Tell People What They Mean to You

A friend, who recently lost her husband, shared something she’s learned since his death. People are contacting her regularly, telling her what her husband meant to them, recalling wonderful moments they shared with him. She loves to hear their stories, but she keeps wishing that her husband could hear them too. 

She shares an important message. Tell the people in your life how important they are to you, and do it soon.

My father died young, before I was thirty, and one of my biggest regrets in life was that he and I never had a quiet moment in which we exchanged “I love yous.”

My siblings and I could guess he loved spending time with us because when chores were done, he would readily pile us in the car for some adventure. While on road trips in the country, we kids could prompt him with “Wiggle, wiggle, Daddy,” and he would zigzag the car crazily, making us squeal and ask for more. He also delighted in taking us tobogganing down the steepest slide in Racine. To our delight, he’d sometimes hop on himself.

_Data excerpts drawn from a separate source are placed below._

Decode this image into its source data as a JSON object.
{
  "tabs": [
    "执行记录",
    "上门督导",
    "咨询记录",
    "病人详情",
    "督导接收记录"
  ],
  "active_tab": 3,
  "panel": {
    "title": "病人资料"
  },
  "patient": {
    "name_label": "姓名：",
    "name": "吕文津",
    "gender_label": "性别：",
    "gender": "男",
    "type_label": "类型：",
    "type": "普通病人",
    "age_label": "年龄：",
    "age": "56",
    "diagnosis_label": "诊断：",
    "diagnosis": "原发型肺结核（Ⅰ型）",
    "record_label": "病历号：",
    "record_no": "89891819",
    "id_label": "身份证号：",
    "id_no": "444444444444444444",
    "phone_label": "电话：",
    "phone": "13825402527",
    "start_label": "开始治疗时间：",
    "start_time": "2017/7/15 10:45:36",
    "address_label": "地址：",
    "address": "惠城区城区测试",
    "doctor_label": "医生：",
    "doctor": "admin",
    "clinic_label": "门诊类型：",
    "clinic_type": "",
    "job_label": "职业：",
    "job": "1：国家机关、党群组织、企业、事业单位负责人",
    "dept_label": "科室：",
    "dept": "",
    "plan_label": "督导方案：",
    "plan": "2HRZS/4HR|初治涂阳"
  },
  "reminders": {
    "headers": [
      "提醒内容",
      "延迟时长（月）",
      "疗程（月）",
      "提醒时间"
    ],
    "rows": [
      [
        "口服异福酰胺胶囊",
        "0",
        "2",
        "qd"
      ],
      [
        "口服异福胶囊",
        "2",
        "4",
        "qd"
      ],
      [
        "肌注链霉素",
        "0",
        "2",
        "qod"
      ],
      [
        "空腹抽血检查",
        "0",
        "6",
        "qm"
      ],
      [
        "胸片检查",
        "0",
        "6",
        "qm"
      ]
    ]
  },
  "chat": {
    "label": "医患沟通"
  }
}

He coached us on the finer points of playing baseball, trained us how to spot rabbits and wildlife, and taught us how to bait a hook, set the line, and take off fish. I have great memories of landing a trout in a Wisconsin stream, hooking a huge salmon while fishing in Root River and reeling up Northern after a “tip-up” signaled action while ice fishing. 

I could guess he was proud of me because one winter day, he took my brother and me rabbit hunting on my uncle’s farm. I spotted a brilliant red fox against the snow, and as a rabbit streaked out from under an evergreen, I aimed like Dad had taught me, and squeezed the trigger. After the blast, Dad nudged my uncle, pointed to the rabbit, and said, “She rolled ‘er.”

What memories did he hold of time spent with me? Would his eyes have lit up if I’d spoken about that picture-perfect October day when he and I pheasant hunted at Honey Creek Game Reserve? The air smelled like ripened fall apples and the leaves crunched under my worn tennis shoes. We had our English pointer dog Pal along, and when Pal froze, paw raised and tail pointed toward movement in the cornfield, my heart raced. The pheasant flushed and lucky for me, it foolishly perched in a tree. I raised my gun, took the safety off, aimed, and fired. When the pheasant fell, my dad gave me a pat on the back and a conspiratorial grin. That same afternoon he took me to a bar and we shared a large order of the best onion rings I’ve ever had or will ever have. 

What regrets did he have? I know he talked about wanting to go elk hunting in the Montana hills, but what were some of his other dreams?

What did he worry about? I can guess he worried about me because he checked my car over before long car trips. He also checked out my boyfriends and when I brought home a new one, he would often have the boy and I compete in a pushup race. I didn’t realize it at the time, but it might have been his subtle way of letting the boy know he better not mess with his daughter.

But I don’t know any of this for sure. Even after his colon cancer diagnosis, we never told each other how glad we were that we’d had so many years together.

Is there someone in your life, a father figure perhaps, with whom you’d like to share fond memories? Is there a family member, neighbor, or friend that needs to hear how much they mean to you?  Is there someone you’d like to thank for all they’ve contributed to this world and to your life? Don’t delay. Do it today and watch their eyes light up. You’ll be glad you did.